The new IMX324 is priced at $90 and has an effective resolution of 7.42MP has three times the vertical resolution of most car cameras.

Update: 2017-10-24 08:30 GMT
The camera is capable of seeing road signs from 160 metres away and has low-light sensitivity that allows it to see pedestrians in dark situations, and offers a trick that captures dark sections at high sensitivity but bright sections at high resolution in order to max out image recognition.

Driverless or autonomous cars need extraordinary senses, and for the most part they tend to have them in form of ultrasound, radar, lidar, near-infrared including others. But regular cameras, often overshadowed in favour of other exciting technologies, are a crucial part given they collect data that is used to read messages on road signs.

Now Sony has introduced a new camera sensor that is designed to boost the camera vision. The new IMX324 is priced at $90 and has an effective resolution of 7.42MP, which sounds like a regular smartphone camera or lower, but with three times the vertical resolution of most car cameras.

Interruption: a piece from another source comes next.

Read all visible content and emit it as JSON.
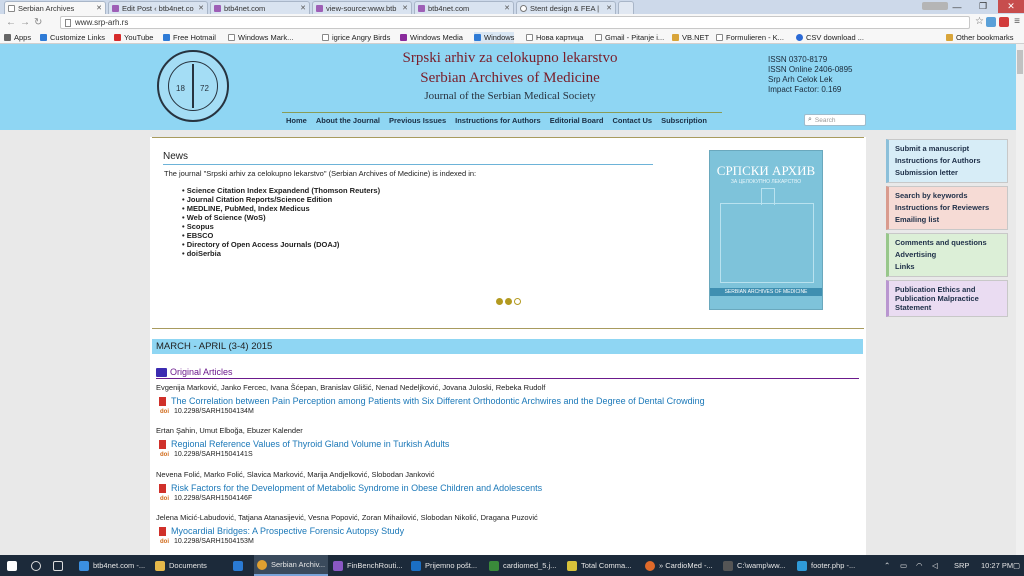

The camera is capable of seeing road signs from 160 metres away and has low-light sensitivity that allows it to see pedestrians in dark situations, and offers a trick that captures dark sections at high sensitivity but bright sections at high resolution in order to max out image recognition.

Expecting a beefed-up camera to eliminate the need for other sensors will be asking for too much. Even with strong low-light capabilities, cameras don’t perform well in the dark and are unable to offer the precise ranging abilities of other sensors. This also means lidar and radar will continue to be crucial for optical cameras.